4:48 pm • 13 February 2013
[…] Most men tolerate life without grumbling too much and believe thus in the value of existence, but precisely because everyone wills himself alone and stands his ground alone, and does not step out of himself as do those exceptional men, everything extrapersonal escapes his notice entirely, or seems at the most a faint shadow. Thus the value of life for ordinary, everyday man is based only on his taking himself to be more important than the world. The great lack of fantasy from which he suffers keeps him from being able to empathize with other beings, and he therefore participates in their vicissitudes and suffering as little as possible. On the other hand, whoever would be truly able to participate in it would have to despair about the value of life; if he were able to grasp and feel mankind’s overall consciousness in himself, he would collapse with a curse against existence - for mankind, as a whole, has no goals, and consequently, considering the whole affair, man cannot find his comfort and support in it, but rather his despair. If, in everything he does, he considers the ultimate aimlessness of men, his own activity acquires the character of squandering in his eyes. But to feel squandered as mankind (and not just as an individual), as we see the single blossom squandered by nature, is a feeling above all feelings.
Nietzsche, Human, All to Human, Aphorism 33: Error about life necessary for life.
3:42 pm • 29 January 2013
[…] The admirers of forms [artists and aesthetes, as opposed to scientists], with their standard of beauty and sublimity, will, to be sure, have good reason to mock at first, when esteem for humble truths and the scientific spirit first comes to rule, but only because either their eye has not yet been opened to the charm of the simplest form, or because men raised in that spirit have not yet been fully and inwardly permeated by it, so that they continue thoughtlessly to imitate old forms (and poorly, too, like someone who no longer really cares about the matter). Previously, the mind was not obliged to think rigorously; its importance lays in spinning out symbols and forms. That has changed; that importance of symbols has become the sign of lower culture. Just as our arts are becoming ever more intellectual and our senses more spiritual - to the eye of older times uglier, perhaps, but only because it is unable to see how the realm of internal, spiritual beauty is continually deepening and expanding, and to what extent a glance full of intelligence can mean more to all of us now than the most beautiful human body and the most sublime edifice.

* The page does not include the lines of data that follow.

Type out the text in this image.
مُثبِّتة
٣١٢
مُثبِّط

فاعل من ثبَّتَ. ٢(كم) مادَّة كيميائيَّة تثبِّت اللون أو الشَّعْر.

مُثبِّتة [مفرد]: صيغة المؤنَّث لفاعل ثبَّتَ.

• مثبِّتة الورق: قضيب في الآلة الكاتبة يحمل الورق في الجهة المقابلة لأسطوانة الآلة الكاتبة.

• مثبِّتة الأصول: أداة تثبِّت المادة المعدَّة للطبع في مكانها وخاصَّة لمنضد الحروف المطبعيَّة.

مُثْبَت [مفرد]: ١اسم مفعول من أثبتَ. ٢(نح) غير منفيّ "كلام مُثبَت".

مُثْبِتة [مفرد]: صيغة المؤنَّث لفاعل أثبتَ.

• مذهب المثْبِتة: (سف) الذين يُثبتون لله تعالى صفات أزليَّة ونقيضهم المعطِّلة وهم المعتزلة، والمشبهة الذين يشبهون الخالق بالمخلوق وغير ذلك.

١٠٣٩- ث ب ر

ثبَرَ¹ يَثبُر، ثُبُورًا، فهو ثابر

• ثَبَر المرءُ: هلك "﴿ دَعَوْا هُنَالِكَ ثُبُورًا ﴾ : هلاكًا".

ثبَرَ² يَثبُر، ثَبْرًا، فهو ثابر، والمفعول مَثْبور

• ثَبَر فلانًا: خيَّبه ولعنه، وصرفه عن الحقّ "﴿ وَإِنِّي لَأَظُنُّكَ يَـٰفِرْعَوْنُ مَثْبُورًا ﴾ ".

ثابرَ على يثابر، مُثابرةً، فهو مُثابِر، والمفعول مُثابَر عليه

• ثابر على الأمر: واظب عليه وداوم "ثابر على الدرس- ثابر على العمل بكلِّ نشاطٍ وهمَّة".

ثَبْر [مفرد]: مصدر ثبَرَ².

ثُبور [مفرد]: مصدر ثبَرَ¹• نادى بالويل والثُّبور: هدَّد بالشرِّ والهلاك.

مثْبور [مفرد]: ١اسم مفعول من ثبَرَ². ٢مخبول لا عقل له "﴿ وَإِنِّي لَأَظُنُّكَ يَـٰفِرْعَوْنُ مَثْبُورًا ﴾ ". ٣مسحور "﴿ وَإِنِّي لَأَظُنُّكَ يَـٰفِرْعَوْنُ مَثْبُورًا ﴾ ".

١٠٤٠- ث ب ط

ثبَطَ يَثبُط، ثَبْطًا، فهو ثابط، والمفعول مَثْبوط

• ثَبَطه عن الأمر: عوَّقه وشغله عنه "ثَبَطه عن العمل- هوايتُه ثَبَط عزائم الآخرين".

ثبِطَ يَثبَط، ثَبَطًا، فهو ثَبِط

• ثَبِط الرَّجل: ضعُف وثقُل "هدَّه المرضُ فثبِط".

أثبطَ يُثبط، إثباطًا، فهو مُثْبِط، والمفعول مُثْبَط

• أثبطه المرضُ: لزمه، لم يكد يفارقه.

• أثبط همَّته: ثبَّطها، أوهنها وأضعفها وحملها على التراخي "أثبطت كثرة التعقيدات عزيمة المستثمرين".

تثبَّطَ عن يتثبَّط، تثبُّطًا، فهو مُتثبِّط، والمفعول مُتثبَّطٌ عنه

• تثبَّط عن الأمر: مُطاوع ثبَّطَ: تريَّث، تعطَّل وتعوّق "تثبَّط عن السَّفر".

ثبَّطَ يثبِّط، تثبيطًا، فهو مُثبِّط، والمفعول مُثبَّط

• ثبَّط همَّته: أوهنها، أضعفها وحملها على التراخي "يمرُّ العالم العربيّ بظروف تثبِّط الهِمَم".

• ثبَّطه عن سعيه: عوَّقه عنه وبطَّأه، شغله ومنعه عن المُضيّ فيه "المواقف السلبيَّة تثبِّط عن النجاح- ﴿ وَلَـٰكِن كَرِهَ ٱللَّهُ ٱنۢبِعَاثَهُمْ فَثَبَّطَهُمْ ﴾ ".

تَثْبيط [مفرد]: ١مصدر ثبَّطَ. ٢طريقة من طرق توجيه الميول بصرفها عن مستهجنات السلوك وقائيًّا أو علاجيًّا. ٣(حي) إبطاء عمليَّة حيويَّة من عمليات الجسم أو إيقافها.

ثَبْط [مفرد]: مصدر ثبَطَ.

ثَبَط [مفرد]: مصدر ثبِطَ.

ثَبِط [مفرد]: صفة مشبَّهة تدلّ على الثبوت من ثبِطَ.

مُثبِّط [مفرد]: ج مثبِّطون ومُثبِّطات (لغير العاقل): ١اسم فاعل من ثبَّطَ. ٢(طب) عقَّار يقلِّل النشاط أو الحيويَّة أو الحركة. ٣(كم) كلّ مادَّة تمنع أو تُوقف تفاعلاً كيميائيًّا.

Nietzsche, Aphorism 3, “Human, All too Human”
4:41 am • 23 January 2013
"A doctor defines a patient’s illness in part by looking at symptoms. A biographer (who is by no means a doctor and certainly not a therapist) defines the subject’s nature by looking at what the mind brings to the surface and transforms into language. What I like to call ‘literary psychology’ is the only kind of psychology a biographer can practice, for there’s no question of putting his subject on the couch—as critics of biography and the psychological approach claim. A biographer is merely someone looking at evidence—circumstantial, psychological, documentary. We must remember that human beings are psychological entities as well as physical; and that above all, in biography, we are watching their imagination of themselves."